I’m a big fan of pedigree- black ink doesn’t lie. I love a good hind leg, a well-balanced athletic horse. I learnt a lot working for Mark Johnston on what faults to look past. I can forgive most front legs but worry about a dodgy curby hock. A horse’s wind is pivotal so no question marks there.

 

What is the most important lesson you’ve learnt?

I’m still learning but always listen and ask questions.

 

What has been your career highlight so far?

I could list off a few horses but I suppose my highlight is still being in business after setting up on my own, and for it to be growing year-on-year.

 

What are your aspirations for 2017?

Continue to grow Compas Equine internationally, develop Compas Racing more and continue success with Cappella Sansevero and Strath Burn under the Compas Stallions banner. Also try and purchase a new recruit for the 2018 season.

 

What do you see as the biggest challenge facing the Irish bloodstock industry at the moment?
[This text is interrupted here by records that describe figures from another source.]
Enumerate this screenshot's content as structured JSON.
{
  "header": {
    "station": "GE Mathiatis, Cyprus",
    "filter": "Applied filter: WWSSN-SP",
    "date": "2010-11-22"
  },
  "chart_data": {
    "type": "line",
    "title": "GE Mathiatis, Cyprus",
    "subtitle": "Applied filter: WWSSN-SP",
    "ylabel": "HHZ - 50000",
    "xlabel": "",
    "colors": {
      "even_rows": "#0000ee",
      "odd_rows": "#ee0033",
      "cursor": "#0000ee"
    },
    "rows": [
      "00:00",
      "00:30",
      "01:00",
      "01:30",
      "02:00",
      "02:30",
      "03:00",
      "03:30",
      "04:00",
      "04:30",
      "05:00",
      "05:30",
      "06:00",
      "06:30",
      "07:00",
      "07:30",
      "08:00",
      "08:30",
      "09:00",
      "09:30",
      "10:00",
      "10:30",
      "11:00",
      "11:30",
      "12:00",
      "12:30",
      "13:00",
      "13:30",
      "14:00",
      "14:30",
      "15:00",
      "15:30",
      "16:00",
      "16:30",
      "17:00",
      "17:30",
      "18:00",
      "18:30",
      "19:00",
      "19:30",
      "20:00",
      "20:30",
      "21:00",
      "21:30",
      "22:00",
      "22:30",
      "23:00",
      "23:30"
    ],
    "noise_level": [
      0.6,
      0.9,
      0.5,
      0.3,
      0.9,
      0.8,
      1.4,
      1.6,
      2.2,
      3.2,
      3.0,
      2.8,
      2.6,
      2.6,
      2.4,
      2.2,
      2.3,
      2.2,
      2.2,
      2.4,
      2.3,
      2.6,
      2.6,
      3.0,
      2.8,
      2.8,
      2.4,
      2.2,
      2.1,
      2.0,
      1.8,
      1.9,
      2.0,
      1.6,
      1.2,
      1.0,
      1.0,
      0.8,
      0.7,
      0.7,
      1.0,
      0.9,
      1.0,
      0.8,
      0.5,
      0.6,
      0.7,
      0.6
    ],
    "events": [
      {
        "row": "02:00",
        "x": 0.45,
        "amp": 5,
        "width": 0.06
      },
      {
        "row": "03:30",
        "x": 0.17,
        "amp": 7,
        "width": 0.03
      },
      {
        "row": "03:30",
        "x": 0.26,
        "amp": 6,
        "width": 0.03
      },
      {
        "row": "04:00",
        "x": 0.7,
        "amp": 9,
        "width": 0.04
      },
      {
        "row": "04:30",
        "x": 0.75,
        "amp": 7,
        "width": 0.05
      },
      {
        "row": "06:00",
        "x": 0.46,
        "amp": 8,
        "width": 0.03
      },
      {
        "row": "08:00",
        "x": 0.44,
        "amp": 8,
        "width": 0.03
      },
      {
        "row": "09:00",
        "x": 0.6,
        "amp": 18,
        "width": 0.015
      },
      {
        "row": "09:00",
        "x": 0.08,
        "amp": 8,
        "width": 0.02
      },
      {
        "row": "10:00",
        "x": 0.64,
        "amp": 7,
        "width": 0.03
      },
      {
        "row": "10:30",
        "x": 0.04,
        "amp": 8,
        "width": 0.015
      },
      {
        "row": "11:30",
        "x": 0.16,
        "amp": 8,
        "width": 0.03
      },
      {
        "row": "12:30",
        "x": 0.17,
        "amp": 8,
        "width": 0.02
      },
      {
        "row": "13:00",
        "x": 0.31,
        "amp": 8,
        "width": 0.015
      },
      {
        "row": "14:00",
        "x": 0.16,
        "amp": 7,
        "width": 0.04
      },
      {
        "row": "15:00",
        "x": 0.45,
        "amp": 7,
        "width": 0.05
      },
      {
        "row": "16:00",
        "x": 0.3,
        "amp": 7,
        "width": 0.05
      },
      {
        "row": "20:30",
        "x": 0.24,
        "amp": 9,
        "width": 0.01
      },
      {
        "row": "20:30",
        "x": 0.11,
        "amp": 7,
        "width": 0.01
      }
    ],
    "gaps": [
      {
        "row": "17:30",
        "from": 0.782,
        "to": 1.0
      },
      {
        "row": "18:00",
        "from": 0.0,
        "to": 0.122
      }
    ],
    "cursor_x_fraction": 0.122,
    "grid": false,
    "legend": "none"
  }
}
Owners- we need to attract more owners, both domestically and internationally. A simple tax incentive off training fees from income tax could be a sufficient carrot to dangle to domestic owners. The whole industry must realise that owners comes first and we must all work together to make sure this happens.

 

And finally, what do you think makes Irish horses the best in the world?

It’s hard to say, the climate, land etc have a big factor, but I suppose it’s the people that handle them from birth all the way to the racetrack. The Irish people are probably the best horse people around and their horsemanship helps to develop traits in the Irish horse which is hard to replicate.